Ne voulant plus à aucun titre se mêler du règlement de toutes ces affaires, le sénat supporte avec une indifférence exemplaire les coups d'épingle que lui inflige la malice ingénieuse des Achéens : quelques scandales qui se commettent, il ferme obstinèment les yeux. Pour l'Achaïe, elle entre en joie, quand, après que tout est consommé, la nouvelle arrive que la République a blâmé, mais qu'elle n'a pas cassé les actes de la diète.

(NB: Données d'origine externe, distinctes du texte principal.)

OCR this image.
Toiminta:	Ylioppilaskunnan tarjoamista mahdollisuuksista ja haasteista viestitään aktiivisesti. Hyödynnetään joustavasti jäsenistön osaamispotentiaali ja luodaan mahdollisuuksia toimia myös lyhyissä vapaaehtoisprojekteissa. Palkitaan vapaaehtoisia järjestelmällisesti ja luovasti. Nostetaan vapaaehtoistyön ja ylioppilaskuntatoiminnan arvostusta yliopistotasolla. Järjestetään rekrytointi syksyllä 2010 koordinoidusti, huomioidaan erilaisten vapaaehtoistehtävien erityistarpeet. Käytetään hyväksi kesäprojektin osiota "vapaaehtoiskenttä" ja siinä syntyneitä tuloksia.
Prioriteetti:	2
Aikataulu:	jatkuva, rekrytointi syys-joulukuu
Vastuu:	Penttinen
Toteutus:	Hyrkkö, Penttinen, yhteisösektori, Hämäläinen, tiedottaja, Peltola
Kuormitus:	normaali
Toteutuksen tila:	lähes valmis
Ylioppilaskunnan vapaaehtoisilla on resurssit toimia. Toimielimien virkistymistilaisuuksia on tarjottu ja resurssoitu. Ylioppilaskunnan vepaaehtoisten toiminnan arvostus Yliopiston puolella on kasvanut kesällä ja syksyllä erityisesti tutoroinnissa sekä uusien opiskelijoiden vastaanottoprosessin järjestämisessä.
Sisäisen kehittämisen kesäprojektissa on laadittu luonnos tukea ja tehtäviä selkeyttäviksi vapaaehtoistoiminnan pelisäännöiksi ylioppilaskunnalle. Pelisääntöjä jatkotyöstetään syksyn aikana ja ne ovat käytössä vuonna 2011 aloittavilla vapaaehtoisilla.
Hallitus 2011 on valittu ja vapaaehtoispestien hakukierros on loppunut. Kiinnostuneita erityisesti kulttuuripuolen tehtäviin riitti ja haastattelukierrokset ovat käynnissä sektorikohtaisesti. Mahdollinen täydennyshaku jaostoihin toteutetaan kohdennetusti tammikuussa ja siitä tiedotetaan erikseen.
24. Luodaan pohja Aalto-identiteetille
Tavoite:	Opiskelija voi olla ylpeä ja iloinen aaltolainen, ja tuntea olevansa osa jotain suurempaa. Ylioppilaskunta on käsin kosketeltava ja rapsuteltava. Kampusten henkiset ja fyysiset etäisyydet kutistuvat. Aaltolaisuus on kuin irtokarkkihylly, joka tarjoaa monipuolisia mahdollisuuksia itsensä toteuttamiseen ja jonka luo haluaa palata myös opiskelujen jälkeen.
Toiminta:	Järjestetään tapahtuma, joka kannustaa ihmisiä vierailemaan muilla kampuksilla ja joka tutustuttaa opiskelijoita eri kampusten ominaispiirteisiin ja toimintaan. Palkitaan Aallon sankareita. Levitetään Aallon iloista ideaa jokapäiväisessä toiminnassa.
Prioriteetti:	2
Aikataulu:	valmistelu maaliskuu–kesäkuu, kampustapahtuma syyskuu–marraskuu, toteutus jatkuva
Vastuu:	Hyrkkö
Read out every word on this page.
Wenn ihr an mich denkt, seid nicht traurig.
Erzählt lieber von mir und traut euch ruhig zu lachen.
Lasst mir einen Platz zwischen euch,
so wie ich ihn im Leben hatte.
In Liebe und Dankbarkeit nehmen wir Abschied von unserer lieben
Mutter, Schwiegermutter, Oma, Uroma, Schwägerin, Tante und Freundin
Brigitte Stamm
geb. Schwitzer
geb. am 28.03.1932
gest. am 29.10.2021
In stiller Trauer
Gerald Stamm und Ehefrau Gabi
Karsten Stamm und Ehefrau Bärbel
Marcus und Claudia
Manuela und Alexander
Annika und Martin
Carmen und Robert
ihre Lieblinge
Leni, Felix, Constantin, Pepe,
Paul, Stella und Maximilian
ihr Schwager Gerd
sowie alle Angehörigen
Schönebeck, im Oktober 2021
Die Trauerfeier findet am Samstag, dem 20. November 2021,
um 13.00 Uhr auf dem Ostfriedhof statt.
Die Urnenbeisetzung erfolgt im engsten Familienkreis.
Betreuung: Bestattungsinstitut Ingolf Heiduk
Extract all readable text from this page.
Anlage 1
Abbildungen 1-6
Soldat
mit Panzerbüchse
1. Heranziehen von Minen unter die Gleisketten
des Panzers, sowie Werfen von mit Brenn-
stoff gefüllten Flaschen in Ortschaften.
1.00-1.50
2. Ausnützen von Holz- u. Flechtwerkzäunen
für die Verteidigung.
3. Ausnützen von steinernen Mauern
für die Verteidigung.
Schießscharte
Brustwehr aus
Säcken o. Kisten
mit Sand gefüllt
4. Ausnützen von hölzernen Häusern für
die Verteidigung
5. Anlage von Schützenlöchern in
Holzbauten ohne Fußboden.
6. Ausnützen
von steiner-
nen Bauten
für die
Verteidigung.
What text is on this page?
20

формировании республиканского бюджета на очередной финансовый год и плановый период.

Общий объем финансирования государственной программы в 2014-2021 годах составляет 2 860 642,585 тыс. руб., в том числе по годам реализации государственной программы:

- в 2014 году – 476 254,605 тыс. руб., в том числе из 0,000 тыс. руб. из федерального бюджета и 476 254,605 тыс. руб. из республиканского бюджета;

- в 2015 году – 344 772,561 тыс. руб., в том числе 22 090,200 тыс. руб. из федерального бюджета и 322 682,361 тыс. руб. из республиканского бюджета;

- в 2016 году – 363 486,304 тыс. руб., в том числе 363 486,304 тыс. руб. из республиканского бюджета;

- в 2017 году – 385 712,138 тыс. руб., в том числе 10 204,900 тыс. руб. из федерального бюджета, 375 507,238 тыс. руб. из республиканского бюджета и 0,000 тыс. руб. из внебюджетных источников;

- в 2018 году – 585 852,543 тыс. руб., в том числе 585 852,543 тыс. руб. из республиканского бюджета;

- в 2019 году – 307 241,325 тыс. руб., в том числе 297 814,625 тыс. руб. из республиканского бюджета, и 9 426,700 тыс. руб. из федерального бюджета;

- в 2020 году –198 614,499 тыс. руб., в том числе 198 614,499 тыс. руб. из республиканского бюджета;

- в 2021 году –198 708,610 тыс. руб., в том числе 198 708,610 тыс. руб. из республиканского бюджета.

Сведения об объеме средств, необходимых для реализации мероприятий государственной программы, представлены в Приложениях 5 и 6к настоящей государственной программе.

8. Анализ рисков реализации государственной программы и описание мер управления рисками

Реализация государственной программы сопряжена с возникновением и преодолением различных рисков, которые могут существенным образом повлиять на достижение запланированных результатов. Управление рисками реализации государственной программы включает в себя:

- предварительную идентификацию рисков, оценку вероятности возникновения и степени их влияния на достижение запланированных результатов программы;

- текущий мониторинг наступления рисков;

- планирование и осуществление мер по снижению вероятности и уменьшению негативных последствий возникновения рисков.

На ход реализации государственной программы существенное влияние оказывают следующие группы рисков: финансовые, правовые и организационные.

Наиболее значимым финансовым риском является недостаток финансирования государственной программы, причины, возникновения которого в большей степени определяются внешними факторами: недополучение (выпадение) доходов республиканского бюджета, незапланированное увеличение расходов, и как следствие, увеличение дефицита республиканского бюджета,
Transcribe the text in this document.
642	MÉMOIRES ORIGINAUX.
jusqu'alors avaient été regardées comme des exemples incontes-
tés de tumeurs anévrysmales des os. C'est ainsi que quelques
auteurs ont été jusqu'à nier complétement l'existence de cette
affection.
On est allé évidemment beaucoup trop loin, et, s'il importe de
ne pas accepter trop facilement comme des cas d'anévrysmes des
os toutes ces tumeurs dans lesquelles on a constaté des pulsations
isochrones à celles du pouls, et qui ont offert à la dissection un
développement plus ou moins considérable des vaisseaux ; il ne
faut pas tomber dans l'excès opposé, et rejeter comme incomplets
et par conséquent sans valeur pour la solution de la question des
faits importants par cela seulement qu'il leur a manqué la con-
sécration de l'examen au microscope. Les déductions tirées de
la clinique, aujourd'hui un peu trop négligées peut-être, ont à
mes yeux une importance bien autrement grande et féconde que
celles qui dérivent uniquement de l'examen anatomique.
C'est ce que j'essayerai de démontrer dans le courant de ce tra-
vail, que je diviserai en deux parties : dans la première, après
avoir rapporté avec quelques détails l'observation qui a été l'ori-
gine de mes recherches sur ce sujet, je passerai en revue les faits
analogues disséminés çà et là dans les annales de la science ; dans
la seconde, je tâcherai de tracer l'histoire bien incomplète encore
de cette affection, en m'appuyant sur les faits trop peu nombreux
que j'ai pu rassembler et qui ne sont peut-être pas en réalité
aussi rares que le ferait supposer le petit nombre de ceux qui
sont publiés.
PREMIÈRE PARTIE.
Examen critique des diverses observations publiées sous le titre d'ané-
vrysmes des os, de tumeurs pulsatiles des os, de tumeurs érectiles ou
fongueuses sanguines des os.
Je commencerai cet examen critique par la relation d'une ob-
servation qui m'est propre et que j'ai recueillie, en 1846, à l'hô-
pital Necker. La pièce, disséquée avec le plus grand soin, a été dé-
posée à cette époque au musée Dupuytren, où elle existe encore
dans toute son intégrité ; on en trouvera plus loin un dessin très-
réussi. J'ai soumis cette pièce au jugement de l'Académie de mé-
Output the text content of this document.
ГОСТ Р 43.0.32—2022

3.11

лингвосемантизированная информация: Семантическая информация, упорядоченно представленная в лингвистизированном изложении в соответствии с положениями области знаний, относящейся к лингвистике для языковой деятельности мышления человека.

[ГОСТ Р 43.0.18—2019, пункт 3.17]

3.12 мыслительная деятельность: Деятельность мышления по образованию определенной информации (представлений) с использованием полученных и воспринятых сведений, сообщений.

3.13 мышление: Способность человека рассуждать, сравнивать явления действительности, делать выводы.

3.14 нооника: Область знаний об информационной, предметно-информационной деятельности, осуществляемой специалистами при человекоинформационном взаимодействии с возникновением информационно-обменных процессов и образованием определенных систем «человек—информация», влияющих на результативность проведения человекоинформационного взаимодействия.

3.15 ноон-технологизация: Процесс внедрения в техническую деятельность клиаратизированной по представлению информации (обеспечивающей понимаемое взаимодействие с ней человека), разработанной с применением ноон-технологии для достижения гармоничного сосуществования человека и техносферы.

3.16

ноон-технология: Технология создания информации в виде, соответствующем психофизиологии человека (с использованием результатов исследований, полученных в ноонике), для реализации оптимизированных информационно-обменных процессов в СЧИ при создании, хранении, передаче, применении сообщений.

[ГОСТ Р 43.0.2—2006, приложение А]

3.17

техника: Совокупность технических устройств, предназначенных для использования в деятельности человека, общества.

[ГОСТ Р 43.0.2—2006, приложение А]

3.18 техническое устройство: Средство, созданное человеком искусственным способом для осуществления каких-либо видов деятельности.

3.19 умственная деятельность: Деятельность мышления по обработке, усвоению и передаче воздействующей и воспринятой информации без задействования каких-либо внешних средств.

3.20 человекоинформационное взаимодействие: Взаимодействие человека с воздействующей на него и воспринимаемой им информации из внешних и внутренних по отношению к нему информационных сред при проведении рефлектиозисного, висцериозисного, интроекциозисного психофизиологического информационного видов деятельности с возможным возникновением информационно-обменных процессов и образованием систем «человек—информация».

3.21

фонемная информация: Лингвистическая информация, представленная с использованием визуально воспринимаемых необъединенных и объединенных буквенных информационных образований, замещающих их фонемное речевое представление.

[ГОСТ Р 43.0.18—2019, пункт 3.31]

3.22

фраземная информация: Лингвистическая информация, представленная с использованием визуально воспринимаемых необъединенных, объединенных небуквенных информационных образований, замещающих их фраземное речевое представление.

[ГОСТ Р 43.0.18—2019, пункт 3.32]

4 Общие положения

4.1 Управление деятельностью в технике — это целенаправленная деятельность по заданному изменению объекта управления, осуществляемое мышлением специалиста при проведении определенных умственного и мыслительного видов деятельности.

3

On ne fit rien pour les Lacédémoniens, si ce n'est qu'un jour, soixante ou quatre-vingts d'entre eux ayant été victimes d'un meurtre judiciaire, Rome, irritée enleva à la diète le droit de haute justice sur Sparte: entreprise blessante au premier chef dans les affaires intérieures d'un Etat soi-disant indépendant ! Les hommes d'Etat de l'Italie se souciaient fort peu, à vrai dire, de ces tempêtes dans une coquille de noix; on en a tous les jours la preuve dans les plaintes soulevées incessamment par les décisions superficielles, contradictoires ou obscures du Sénat. Mais comment trancher net de tels litiges ? Nous voyons un jour quatre partis se combattant les uns les autres dans Sparte, et tous les quatre apportant leurs doléances à Rome. Ajoutez à cela l'opinion que donnaient d'eux les hommes politiques du Péloponnèse ! Flamininus lui même secouait de dégoût la tête, quand il voyait l'un de ces hommes danser devant lui, puis le lendemain lui venir parler d'affaires ! Les choses en arrivèrent au point que le Sénat perdit tout à fait patience, et renvoya les parties dos à dos, les prévenant qu'il ne les jugerait pas, et qu'elles eussent à s'arranger comme elles le voudraient (572 de Rome (182 av. J.-C.)). On comprend sa conduite pourtant : elle n'eut rien de juste. La République, bon gré mal gré, moralement et politiquement, avait assumé le devoir d'agir avec fermeté et suite, et de rétablir en Grèce les choses sur un pied tolérable. L'Achéen Callicrate, qui vint à Rome en 575 (179 av. J.C.), pour faire connaître au Sénat les misères de la situation, et lui demander son intervention active et suivie, ce Callicrate ne valait pas assurément l'autre Achéen Philopomen, le grand et principal champion de la politique des patriotes : mais il avait raison, après tout.

183 av J.C.

Mort de Philopoemen

Le roi de Macédoine, Philippe, ne pouvait se résigner à sa défaite et il se préparait en secret à une guerre nouvelle. Le sénat romain devine ses projets, et, pour en diminuer le danger, songea à se défaire de deux hommes dont il redoutait le génie : Philopoemen en Grèce, Annibal en Asie. Le vainqueur de Cynoscéphales accepte la honteuse mission de délivrer le peuple-roi de ces deux vieillards.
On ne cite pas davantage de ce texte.